What I would have done differently had I thought of it at the time:
This is a very heavy ice cream and needs to be eaten in very small doses. In the grand scheme of things it’s good, but not a great ice cream on its own. While I’m proud of it as a first attempt, I think it would be much better as the filling for an ice cream sandwich than as a stand-alone dessert. I’ll be looking for a new recipe for this dish, but this one is definitely worth sharing, especially for people with egg allergies.
Links to other recipes like this:
- Peanut Butter Ice Cream, from Kitchen Chick
- Peanut Butter Ice Cream, from my friend Ben at What’s Cooking
- Peanut Butter Ice Cream, from Dinner and Dessert
As a final note, this particular dish was quite a bit more difficult to shoot than many others I’ve posted here. Why, you ask? Well, I’ll tell you.

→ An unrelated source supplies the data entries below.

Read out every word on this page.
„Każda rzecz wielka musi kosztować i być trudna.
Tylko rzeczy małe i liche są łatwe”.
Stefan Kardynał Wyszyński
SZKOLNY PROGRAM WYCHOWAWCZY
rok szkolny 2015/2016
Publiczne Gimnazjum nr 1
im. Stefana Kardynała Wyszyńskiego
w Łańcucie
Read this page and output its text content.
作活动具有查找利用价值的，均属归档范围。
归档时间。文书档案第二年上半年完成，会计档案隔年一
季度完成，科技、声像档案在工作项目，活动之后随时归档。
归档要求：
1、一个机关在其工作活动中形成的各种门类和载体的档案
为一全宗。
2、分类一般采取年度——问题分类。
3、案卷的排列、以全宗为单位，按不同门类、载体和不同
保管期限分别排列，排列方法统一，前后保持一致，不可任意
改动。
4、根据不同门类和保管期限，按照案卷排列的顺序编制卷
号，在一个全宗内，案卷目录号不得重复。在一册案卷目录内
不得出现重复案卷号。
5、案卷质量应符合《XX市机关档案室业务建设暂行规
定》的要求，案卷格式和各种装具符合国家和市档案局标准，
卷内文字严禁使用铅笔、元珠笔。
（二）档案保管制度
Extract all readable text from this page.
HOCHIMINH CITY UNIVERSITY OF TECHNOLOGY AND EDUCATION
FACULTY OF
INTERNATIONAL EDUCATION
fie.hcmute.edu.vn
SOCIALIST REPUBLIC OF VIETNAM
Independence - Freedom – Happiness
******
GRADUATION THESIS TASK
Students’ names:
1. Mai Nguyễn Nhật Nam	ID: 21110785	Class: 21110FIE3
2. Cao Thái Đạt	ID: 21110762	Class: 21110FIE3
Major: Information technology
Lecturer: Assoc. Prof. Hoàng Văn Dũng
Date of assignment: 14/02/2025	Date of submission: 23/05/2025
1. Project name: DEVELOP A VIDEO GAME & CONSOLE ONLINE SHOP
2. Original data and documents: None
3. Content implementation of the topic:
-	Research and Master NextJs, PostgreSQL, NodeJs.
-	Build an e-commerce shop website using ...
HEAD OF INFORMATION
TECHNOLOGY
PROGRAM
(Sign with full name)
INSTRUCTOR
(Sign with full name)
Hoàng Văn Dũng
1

Most of the time my kids are saints about letting me get a shot just right before they get to dive in to the food. I’m not used to playing interference for a shoot, but this was different. There was ice cream at stake here and the kids were pretty impatient about dad getting the table cleared so that they could dig in.
It may not seem like I had much trouble getting the shot, but just out of range of the camera I was dealing with this:
In fact, I have one or two shots in the slush pile that include tiny three-year-old fingers reaching for the dish. cute, but not the best showcase for the dish, especially when carefully placed props are getting smudged or moved out of position. It wasn’t fun at the time, but it’s funny now that it’s over.

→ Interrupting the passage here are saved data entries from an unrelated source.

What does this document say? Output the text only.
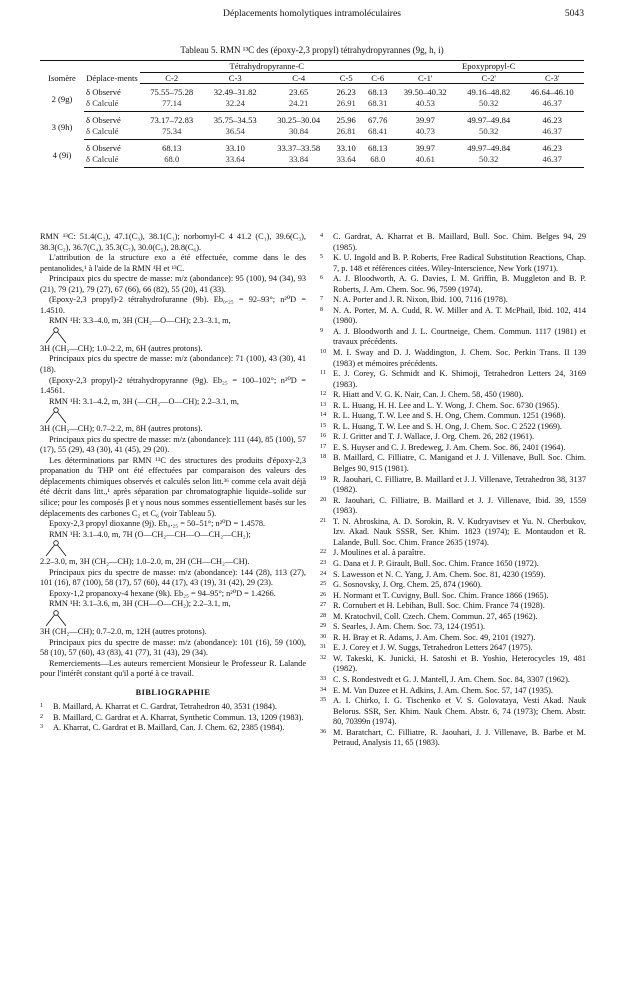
Déplacements homolytiques intramoléculaires	5043
Tableau 5. RMN ¹³C des (époxy-2,3 propyl) tétrahydropyrannes (9g, h, i)
Isomère	Déplace-ments	Tétrahydropyranne-C					Epoxypropyl-C		
		C-2	C-3	C-4	C-5	C-6	C-1'	C-2'	C-3'
2 (9g)	δ Observé	75.55–75.28	32.49–31.82	23.65	26.23	68.13	39.50–40.32	49.16–48.82	46.64–46.10
	δ Calculé	77.14	32.24	24.21	26.91	68.31	40.53	50.32	46.37
3 (9h)	δ Observé	73.17–72.83	35.75–34.53	30.25–30.04	25.96	67.76	39.97	49.97–49.84	46.23
	δ Calculé	75.34	36.54	30.84	26.81	68.41	40.73	50.32	46.37
4 (9i)	δ Observé	68.13	33.10	33.37–33.58	33.10	68.13	39.97	49.97–49.84	46.23
	δ Calculé	68.0	33.64	33.84	33.64	68.0	40.61	50.32	46.37

RMN ¹³C: 51.4(C₂), 47.1(C₃), 38.1(C₁); norbornyl-C 4 41.2 (C₁), 39.6(C₃), 38.3(C₂), 36.7(C₄), 35.3(C₇), 30.0(C₅), 28.8(C₆).

L'attribution de la structure exo a été effectuée, comme dans le des pentanolides,¹ à l'aide de la RMN ¹H et ¹³C.

Principaux pics du spectre de masse: m/z (abondance): 95 (100), 94 (34), 93 (21), 79 (21), 79 (27), 67 (66), 66 (82), 55 (20), 41 (33).

(Epoxy-2,3 propyl)-2 tétrahydrofuranne (9b). Eb₀.₂₅ = 92–93°; n²⁰D = 1.4510.

RMN ¹H: 3.3–4.0, m, 3H (CH₂—O—CH); 2.3–3.1, m,

3H (CH₂—CH); 1.0–2.2, m, 6H (autres protons).

Principaux pics du spectre de masse: m/z (abondance): 71 (100), 43 (30), 41 (18).

(Epoxy-2,3 propyl)-2 tétrahydropyranne (9g). Eb₂₅ = 100–102°; n²⁰D = 1.4561.

RMN ¹H: 3.1–4.2, m, 3H (—CH₂—O—CH); 2.2–3.1, m,

3H (CH₂—CH); 0.7–2.2, m, 8H (autres protons).

Principaux pics du spectre de masse: m/z (abondance): 111 (44), 85 (100), 57 (17), 55 (29), 43 (30), 41 (45), 29 (20).

Les déterminations par RMN ¹³C des structures des produits d'époxy-2,3 propanation du THP ont été effectuées par comparaison des valeurs des déplacements chimiques observés et calculés selon litt.³⁶ comme cela avait déjà été décrit dans litt.,¹ après séparation par chromatographie liquide–solide sur silice; pour les composés β et γ nous nous sommes essentiellement basés sur les déplacements des carbones C₂ et C₆ (voir Tableau 5).

Epoxy-2,3 propyl dioxanne (9j). Eb₀.₂₅ = 50–51°; n²⁰D = 1.4578.

RMN ¹H: 3.1–4.0, m, 7H (O—CH₂—CH—O—CH₂—CH₂);

2.2–3.0, m, 3H (CH₂—CH); 1.0–2.0, m, 2H (CH—CH₂—CH).

Principaux pics du spectre de masse: m/z (abondance): 144 (28), 113 (27), 101 (16), 87 (100), 58 (17), 57 (60), 44 (17), 43 (19), 31 (42), 29 (23).

Epoxy-1,2 propanoxy-4 hexane (9k). Eb₂₅ = 94–95°; n²⁰D = 1.4266.

RMN ¹H: 3.1–3.6, m, 3H (CH—O—CH₂); 2.2–3.1, m,

3H (CH₂—CH); 0.7–2.0, m, 12H (autres protons).

Principaux pics du spectre de masse: m/z (abondance): 101 (16), 59 (100), 58 (10), 57 (60), 43 (83), 41 (77), 31 (43), 29 (34).

Remerciements—Les auteurs remercient Monsieur le Professeur R. Lalande pour l'intérêt constant qu'il a porté à ce travail.

BIBLIOGRAPHIE

1 B. Maillard, A. Kharrat et C. Gardrat, Tetrahedron 40, 3531 (1984).

2 B. Maillard, C. Gardrat et A. Kharrat, Synthetic Commun. 13, 1209 (1983).

3 A. Kharrat, C. Gardrat et B. Maillard, Can. J. Chem. 62, 2385 (1984).

4 C. Gardrat, A. Kharrat et B. Maillard, Bull. Soc. Chim. Belges 94, 29 (1985).

5 K. U. Ingold and B. P. Roberts, Free Radical Substitution Reactions, Chap. 7, p. 148 et références citées. Wiley-Interscience, New York (1971).

6 A. J. Bloodworth, A. G. Davies, I. M. Griffin, B. Muggleton and B. P. Roberts, J. Am. Chem. Soc. 96, 7599 (1974).

7 N. A. Porter and J. R. Nixon, Ibid. 100, 7116 (1978).

8 N. A. Porter, M. A. Cudd, R. W. Miller and A. T. McPhail, Ibid. 102, 414 (1980).

9 A. J. Bloodworth and J. L. Courtneige, Chem. Commun. 1117 (1981) et travaux précédents.

10 M. I. Sway and D. J. Waddington, J. Chem. Soc. Perkin Trans. II 139 (1983) et mémoires précédents.

11 E. J. Corey, G. Schmidt and K. Shimoji, Tetrahedron Letters 24, 3169 (1983).

12 R. Hiatt and V. G. K. Nair, Can. J. Chem. 58, 450 (1980).

13 R. L. Huang, H. H. Lee and L. Y. Wong, J. Chem. Soc. 6730 (1965).

14 R. L. Huang, T. W. Lee and S. H. Ong, Chem. Commun. 1251 (1968).

15 R. L. Huang, T. W. Lee and S. H. Ong, J. Chem. Soc. C 2522 (1969).

16 R. J. Gritter and T. J. Wallace, J. Org. Chem. 26, 282 (1961).

17 E. S. Huyser and C. J. Bredeweg, J. Am. Chem. Soc. 86, 2401 (1964).

18 B. Maillard, C. Filliatre, C. Manigand et J. J. Villenave, Bull. Soc. Chim. Belges 90, 915 (1981).

19 R. Jaouhari, C. Filliatre, B. Maillard et J. J. Villenave, Tetrahedron 38, 3137 (1982).

20 R. Jaouhari, C. Filliatre, B. Maillard et J. J. Villenave, Ibid. 39, 1559 (1983).

21 T. N. Abroskina, A. D. Sorokin, R. V. Kudryavtsev et Yu. N. Cherbukov, Izv. Akad. Nauk SSSR, Ser. Khim. 1823 (1974); E. Montaudon et R. Lalande, Bull. Soc. Chim. France 2635 (1974).

22 J. Moulines et al. à paraître.

23 G. Dana et J. P. Girault, Bull. Soc. Chim. France 1650 (1972).

24 S. Lawesson et N. C. Yang, J. Am. Chem. Soc. 81, 4230 (1959).

25 G. Sosnovsky, J. Org. Chem. 25, 874 (1960).

26 H. Normant et T. Cuvigny, Bull. Soc. Chim. France 1866 (1965).

27 R. Cornubert et H. Lebihan, Bull. Soc. Chim. France 74 (1928).

28 M. Kratochvil, Coll. Czech. Chem. Commun. 27, 465 (1962).

29 S. Searles, J. Am. Chem. Soc. 73, 124 (1951).

30 R. H. Bray et R. Adams, J. Am. Chem. Soc. 49, 2101 (1927).

31 E. J. Corey et J. W. Suggs, Tetrahedron Letters 2647 (1975).

32 W. Takeski, K. Junicki, H. Satoshi et B. Yoshio, Heterocycles 19, 481 (1982).

33 C. S. Rondestvedt et G. J. Mantell, J. Am. Chem. Soc. 84, 3307 (1962).

34 E. M. Van Duzee et H. Adkins, J. Am. Chem. Soc. 57, 147 (1935).

35 A. I. Chirko, I. G. Tischenko et V. S. Golovataya, Vesti Akad. Nauk Belorus. SSR, Ser. Khim. Nauk Chem. Abstr. 6, 74 (1973); Chem. Abstr. 80, 70399n (1974).

36 M. Baratchart, C. Filliatre, R. Jaouhari, J. J. Villenave, B. Barbe et M. Petraud, Analysis 11, 65 (1983).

Next I’m making lime sherbet, and I have another idea for after that one, but what should I make next? What’s your favorite homemade ice cream? Suggestions are most definitely welcome. I’m not even good and started with getting my ice cream maker broken in.
And if you own a kitchen aid mixer but haven’t yet run out and bought the ice cream maker attachment, go get one right this minute. It’s worth it, really.